We then scoped out the way to the airport, and it looks like the vaporetti/alilaguna water boat will be quicker and a shorter walk in the morning than the bus. I think it’s very appropriate to arrive and leave by water! We then went to the Santa Croce neighborhood where we ordered spritz’s, a local drink of dry white wine, seltzer, and either campari or a sweet liquor which I cannot remember the name of! HE suggested we get a mix of the two, so it wouldn’t be too sweet or sour and we agreed. It was red, and came in a glass with an orange slide and an olive on a stick.
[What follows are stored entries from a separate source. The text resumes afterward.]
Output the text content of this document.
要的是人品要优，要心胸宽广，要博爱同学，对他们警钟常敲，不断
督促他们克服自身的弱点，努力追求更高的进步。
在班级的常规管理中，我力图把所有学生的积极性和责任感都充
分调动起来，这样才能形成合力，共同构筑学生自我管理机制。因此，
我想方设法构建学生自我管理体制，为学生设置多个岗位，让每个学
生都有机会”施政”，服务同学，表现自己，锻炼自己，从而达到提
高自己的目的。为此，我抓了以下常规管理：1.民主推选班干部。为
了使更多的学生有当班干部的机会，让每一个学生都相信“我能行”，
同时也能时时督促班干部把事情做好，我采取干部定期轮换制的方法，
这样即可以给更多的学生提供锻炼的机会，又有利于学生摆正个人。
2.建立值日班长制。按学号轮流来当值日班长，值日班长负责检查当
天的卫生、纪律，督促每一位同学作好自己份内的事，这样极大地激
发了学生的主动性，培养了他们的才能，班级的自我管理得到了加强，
It was pretty good, and we sat in this very narrow courtyard drinking and people-watching for a while.
We went back to the hotel to wash up for dinner, and to get a recommendation. He told us about Trattoria da Gigio only a 5 minute walk from the hotel where the locals go, and we were so thrilled for the recommendation! It was excellent and probably the best we’ve had. We got marinated mussels which were amazing, and I got a pasta dish with local clams, and Kim got a pasta dish with lobster and a really light cream sauce. Both were good but kim’s had fresh pasta and was a little better. Neither of us were disappointed. I got some red wine, Kim got beer, and of course we had to finish with a tiramisu, which we hadn’t had since coming here and was excellent. It was quite cool today, which was surprising given how very hot it was in Florence this morning (it’s a few degrees cooler in Venice being on the water, but was very similar). It was cool and breezy and perfect walking weather in Venice! When we got out of dinner it was quite cool so we went back.
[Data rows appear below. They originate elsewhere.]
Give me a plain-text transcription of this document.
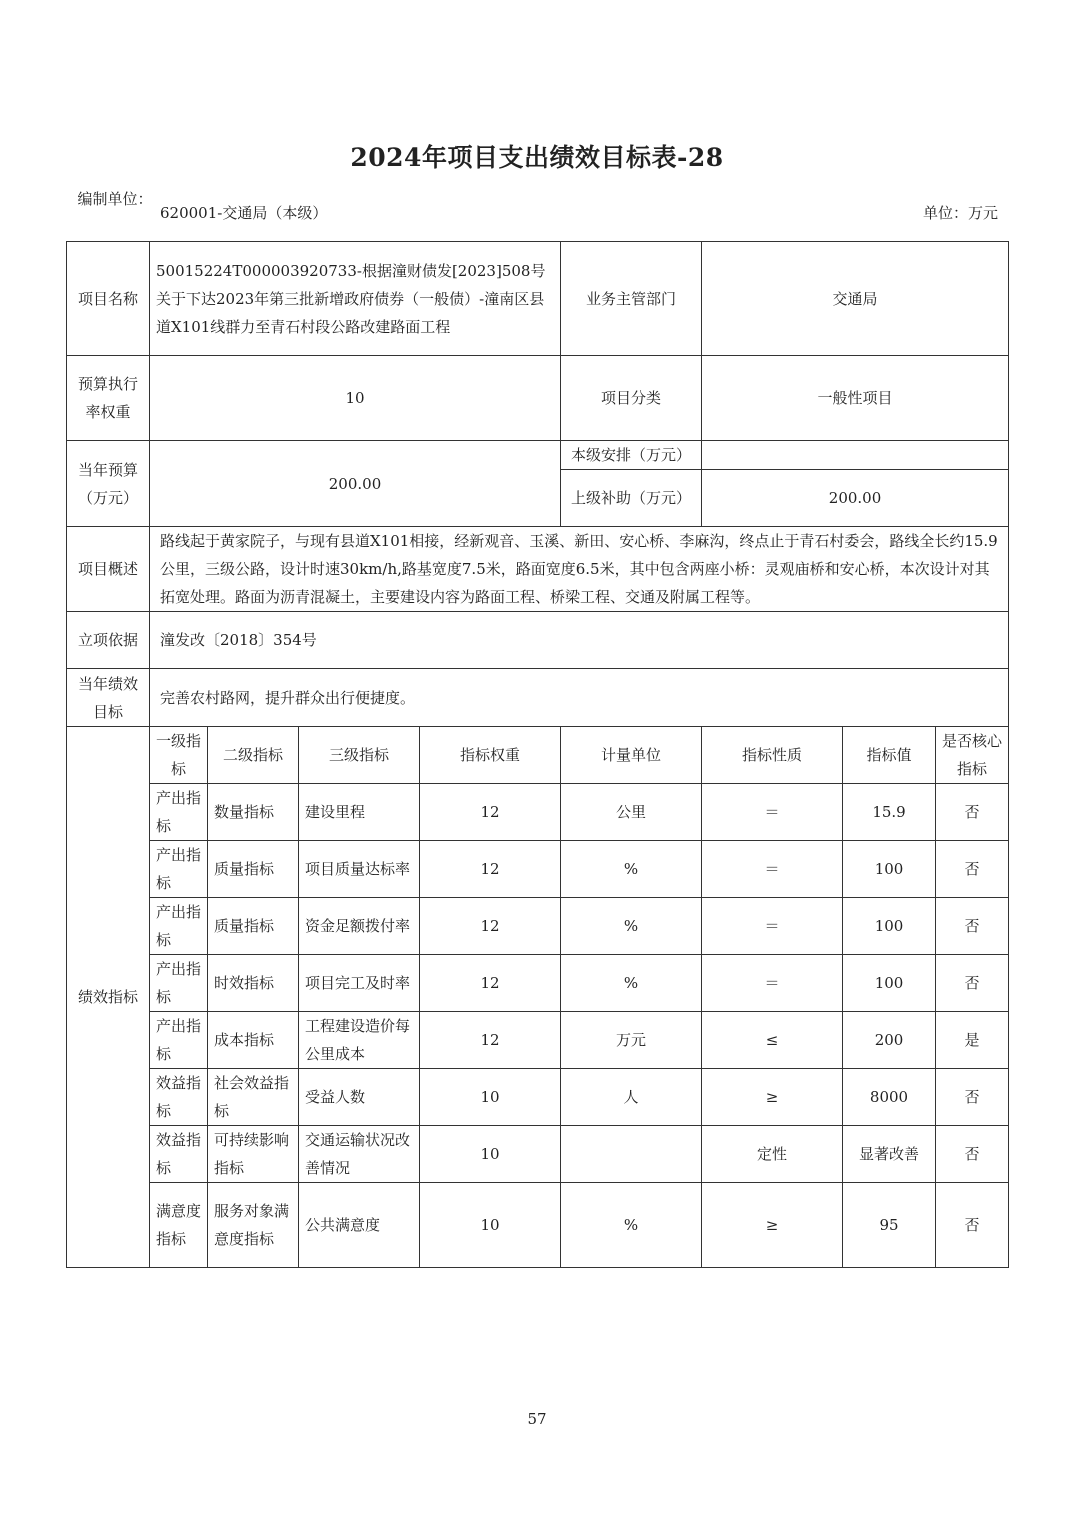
2024年项目支出绩效目标表-28
编制单位：
620001-交通局（本级）	单位：万元
项目名称	50015224T000003920733-根据潼财债发[2023]508号关于下达2023年第三批新增政府债券（一般债）-潼南区县道X101线群力至青石村段公路改建路面工程				业务主管部门	交通局		
预算执行率权重	10				项目分类	一般性项目		
当年预算（万元）	200.00				本级安排（万元）			
					上级补助（万元）	200.00		
项目概述	路线起于黄家院子，与现有县道X101相接，经新观音、玉溪、新田、安心桥、李麻沟，终点止于青石村委会，路线全长约15.9公里，三级公路，设计时速30km/h,路基宽度7.5米，路面宽度6.5米，其中包含两座小桥：灵观庙桥和安心桥，本次设计对其拓宽处理。路面为沥青混凝土，主要建设内容为路面工程、桥梁工程、交通及附属工程等。							
立项依据	潼发改〔2018〕354号							
当年绩效目标	完善农村路网，提升群众出行便捷度。							
绩效指标	一级指标	二级指标	三级指标	指标权重	计量单位	指标性质	指标值	是否核心指标
	产出指标	数量指标	建设里程	12	公里	＝	15.9	否
	产出指标	质量指标	项目质量达标率	12	%	＝	100	否
	产出指标	质量指标	资金足额拨付率	12	%	＝	100	否
	产出指标	时效指标	项目完工及时率	12	%	＝	100	否
	产出指标	成本指标	工程建设造价每公里成本	12	万元	≤	200	是
	效益指标	社会效益指标	受益人数	10	人	≥	8000	否
	效益指标	可持续影响指标	交通运输状况改善情况	10		定性	显著改善	否
	满意度指标	服务对象满意度指标	公共满意度	10	%	≥	95	否
57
The vaporetti is at 8:16, but the man at our hotel said I do have to be there by 9 or 9:30 for my 11:30 flight, and not to be late as you must check in 2 hours before. Unfortunately the vaporetti run every hour at 15 past, so I guess I need to take the 8:15. I really enjoyed this neighborhood and while the main road is quite crowded, the areas off of it were really gorgeous and interesting to walk around in. It’s like walking through time with the chipping plastered walls showing exposed brick, laundry hanging and the sounds of restaurants and the water in canals everywhere. I’ve really enjoyed this trip and I’d be hard-pressed to say which I liked more, Florence or Venice. Both are just stunning in their way!
I’m sad to leave tomorrow but ready to go home to see the critters. We’re planning our next adventures, and who knows? Next year could have me traveling to Lebanon and Israel with Nada, or back to the Amalfi Coast and Capri.. or??? Yes, I’m addicted by the lure of seeing new places, but wouldn’t have it any other way! Thanks for sharing with my wonderful adventure! I’ll post pictures in a few days once I’m home and settled. Arrevederci!